PORTLAND — Mark Dion, who represented residents of North Deering at the state level for eight years, is vying to represent them at the local level as a District 5 city councilor.

“A lot of issues people are concerned about, like quality of life in the city and property taxes, for the most part don’t get addressed in Augusta. There is a much broader view,” said Dion, who was a state representative from 2010-16 and state senator from 2016-18.

“I am a fan of (outgoing District 5) Councilor Kim Cook. When she told me she was not running, I felt this was a good opportunity to return to public life and provide some seasoned, measured leadership to the City Council,” Dion said.

Kenneth Capron, John Coyne and Kathryn Sykes are also running to replace Cook, who represents the neighborhoods of North Deering, Riverton and part of Deering Center.

Capron said his interest in the seat is to give more voice to the residents.

“I have observed the council’s action, especially on the homeless issue and some other issues, and I am very concerned about the process we are using and how it excludes the public – the voice they are supposed to be representing,” he said.

Coyne represented the district on the City Council between 2008 and 2014 and is ready to do so again.

“Over the last six years, I’ve watched and seen what’s been going on in our city. Some of the developments have been good and others, I’ll say, have been interesting,” Coyne said. “It prompted me to say I want to get my voice back in there and represent the folks of District 5 again.”

Sykes would like to use her experience as a community organizer to bring residents of District 5 together.

“I see District 5 as an unorganized black hole. It is a really sprawling district geographically and has so much housing diversity to it. There are large single family homes by the Falmouth line, the Riverton public housing project and everything in between,” she said.

Overall, Sykes said, city government doesn’t do a good job with civic engagement. She would like councilors to have offices in their districts so residents can connect with them. She’d like the city to adopt participatory budgeting, a system used in Chicago where she used to live in which residents have a direct say in how to spend their neighborhood’s share of tax dollars.

“That has an incredible effect on getting the public to participate in government,” she said.

Coyne, too, wants to increase engagement with residents.

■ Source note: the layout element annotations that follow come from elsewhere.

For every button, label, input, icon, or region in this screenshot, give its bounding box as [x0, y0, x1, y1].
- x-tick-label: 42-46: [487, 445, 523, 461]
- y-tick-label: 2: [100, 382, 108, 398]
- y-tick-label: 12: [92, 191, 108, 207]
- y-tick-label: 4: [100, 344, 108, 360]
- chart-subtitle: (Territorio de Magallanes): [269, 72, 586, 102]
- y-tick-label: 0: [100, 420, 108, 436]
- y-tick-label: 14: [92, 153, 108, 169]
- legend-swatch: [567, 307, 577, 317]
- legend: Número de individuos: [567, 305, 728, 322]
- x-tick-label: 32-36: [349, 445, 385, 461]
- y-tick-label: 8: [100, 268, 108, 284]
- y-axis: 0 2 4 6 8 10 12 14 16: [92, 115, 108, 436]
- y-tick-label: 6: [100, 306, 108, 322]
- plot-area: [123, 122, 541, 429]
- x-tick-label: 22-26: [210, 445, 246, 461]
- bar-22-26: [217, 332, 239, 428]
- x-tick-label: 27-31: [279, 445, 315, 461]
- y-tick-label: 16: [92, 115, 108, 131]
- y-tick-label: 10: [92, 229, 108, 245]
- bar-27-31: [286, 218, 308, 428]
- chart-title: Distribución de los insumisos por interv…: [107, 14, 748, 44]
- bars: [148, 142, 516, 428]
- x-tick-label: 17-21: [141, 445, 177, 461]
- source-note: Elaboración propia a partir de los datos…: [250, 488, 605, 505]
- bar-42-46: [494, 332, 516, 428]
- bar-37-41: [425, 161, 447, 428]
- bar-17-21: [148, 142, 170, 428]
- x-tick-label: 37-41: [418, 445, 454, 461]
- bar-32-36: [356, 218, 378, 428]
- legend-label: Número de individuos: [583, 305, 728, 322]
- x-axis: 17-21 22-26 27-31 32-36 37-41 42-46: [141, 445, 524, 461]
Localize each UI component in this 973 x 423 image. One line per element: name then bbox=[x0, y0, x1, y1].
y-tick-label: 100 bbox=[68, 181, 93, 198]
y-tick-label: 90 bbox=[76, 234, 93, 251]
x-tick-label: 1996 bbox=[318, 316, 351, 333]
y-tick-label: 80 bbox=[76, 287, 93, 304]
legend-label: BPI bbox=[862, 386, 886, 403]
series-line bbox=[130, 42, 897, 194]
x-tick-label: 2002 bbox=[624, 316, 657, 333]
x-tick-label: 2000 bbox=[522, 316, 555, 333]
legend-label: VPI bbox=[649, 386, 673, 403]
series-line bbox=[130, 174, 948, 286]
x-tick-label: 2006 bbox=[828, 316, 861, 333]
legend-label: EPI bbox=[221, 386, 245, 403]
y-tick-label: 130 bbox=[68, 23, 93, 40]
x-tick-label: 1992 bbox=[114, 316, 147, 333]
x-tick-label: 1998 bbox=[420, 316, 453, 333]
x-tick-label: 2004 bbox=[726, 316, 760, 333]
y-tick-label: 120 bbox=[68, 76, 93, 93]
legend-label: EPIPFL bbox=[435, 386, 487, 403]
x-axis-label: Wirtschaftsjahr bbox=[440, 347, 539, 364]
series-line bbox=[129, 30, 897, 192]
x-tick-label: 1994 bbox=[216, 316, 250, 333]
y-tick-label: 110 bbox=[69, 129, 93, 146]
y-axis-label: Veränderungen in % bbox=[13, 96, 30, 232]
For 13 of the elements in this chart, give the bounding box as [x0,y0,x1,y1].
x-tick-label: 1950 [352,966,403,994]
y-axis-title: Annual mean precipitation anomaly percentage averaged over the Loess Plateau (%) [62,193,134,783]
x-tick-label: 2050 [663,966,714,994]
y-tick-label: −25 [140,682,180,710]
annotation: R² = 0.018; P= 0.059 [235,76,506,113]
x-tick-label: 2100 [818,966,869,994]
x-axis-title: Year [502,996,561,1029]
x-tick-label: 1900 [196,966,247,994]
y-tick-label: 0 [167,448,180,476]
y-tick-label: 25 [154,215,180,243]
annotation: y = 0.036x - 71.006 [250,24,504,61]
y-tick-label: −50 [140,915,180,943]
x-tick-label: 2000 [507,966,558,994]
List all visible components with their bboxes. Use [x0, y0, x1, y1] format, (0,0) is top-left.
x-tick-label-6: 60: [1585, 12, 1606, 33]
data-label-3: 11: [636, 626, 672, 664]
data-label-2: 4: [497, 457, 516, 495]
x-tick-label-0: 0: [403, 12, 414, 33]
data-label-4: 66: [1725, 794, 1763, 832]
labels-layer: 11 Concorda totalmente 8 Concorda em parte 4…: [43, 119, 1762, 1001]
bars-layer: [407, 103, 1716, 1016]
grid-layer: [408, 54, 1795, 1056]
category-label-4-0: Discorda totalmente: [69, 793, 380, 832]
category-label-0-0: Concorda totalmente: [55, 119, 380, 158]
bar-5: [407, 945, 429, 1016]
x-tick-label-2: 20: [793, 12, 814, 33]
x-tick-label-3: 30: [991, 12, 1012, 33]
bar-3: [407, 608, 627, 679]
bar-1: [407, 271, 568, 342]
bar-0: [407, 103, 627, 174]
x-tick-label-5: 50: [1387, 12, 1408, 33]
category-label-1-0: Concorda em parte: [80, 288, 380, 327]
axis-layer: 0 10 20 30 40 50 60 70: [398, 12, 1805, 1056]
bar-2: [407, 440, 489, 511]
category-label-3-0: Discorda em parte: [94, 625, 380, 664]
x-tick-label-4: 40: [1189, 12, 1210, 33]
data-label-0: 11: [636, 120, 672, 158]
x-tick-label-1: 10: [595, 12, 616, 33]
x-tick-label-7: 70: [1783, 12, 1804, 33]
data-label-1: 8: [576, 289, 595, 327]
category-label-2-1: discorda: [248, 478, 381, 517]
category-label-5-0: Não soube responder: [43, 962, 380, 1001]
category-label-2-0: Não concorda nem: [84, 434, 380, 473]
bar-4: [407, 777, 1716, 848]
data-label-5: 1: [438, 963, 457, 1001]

“I look at the citizen-led (referendums) and I find them to be very complicated. The fact people are looking for change in this way could be indicative of a council that doesn’t do enough outreach,” he said.

Coyne also wants to look into alternative revenue streams, such as a local option sales tax.

“People are tired of balancing everything on the back of the local taxpayers. There are so many things going on and there is only so much in peoples’ pockets,” he said.

Dion said his focus would be maintaining basic city services, such as fire and police protection, emergency medical response and public works projects, for residents in District 5 and across the city. He would also work on “jump-starting our hospitality and small business industry.”

“Portland is a city of small neighborhoods and small businesses. It is great if we get that large business infusion, but I am concerned about the corner stores, the small coffee shops. Those entities need our support because their margins are so thin,” Dion said.

From a policy standpoint, Dion is concerned about the placement of a new homeless services center on Riverside Street and the city’s ability to help the unhoused. The issue of homelessness, he said, extends beyond Portland and requires a more collective approach.

“With my experience, as a state legislator, I could have some leverage to have the state step into this issue. Portland can’t continue to provide what by and large is a state service,” he said.

The homeless center is also a concern to Capron and Coyne.

Capron is opposed to a Riverside Street homeless shelter and has joined a neighborhood petition effort to have the council rescind its decision to locate it there.

“We need smaller shelters based on the needs of the people there,” Capron said. “Some people are (in a shelter) for only a night. Some are there until they can find a job or an apartment and some need mental health or substance use services.”

Coyne says the process in selecting the Riverside Street site was “flawed” and he “would like to take a look at reopening it and take a different view.”

Climate change is at the top of Sykes’ priorities.

“That is the most pressing and important crisis we are working on right now,” said Sykes, a co-author of the Green New Deal referendum on the ballot.

That initiative includes increasing affordable housing and raising ecological standards for new buildings that receive $50,000 or more in public funding. It also requires the city to annually monitor use of fossil fuel infrastructure and develop plans to meet stated emissions goals.

“We need to get this right. It is literally the future of our existence on Earth,” Sykes said.

The city, she said, needs leaders that will take action and invest in green energy and offshore wind.

“I really want to see Portland take a much more ‘dig in and do’ approach to climate change,” she said.

Capron would like to see the city examine public health to make sure individuals are getting the services and resources they need. In addition, he would like to take a longer-term look at transportation planning.

“Transportation is a huge issue to me. I feel we are spending a whole lot of money and settling for a result. Rather than addressing just a few years, I think we need to be looking out 10, 15, 20, 30, 40, 50 years,” Capron said.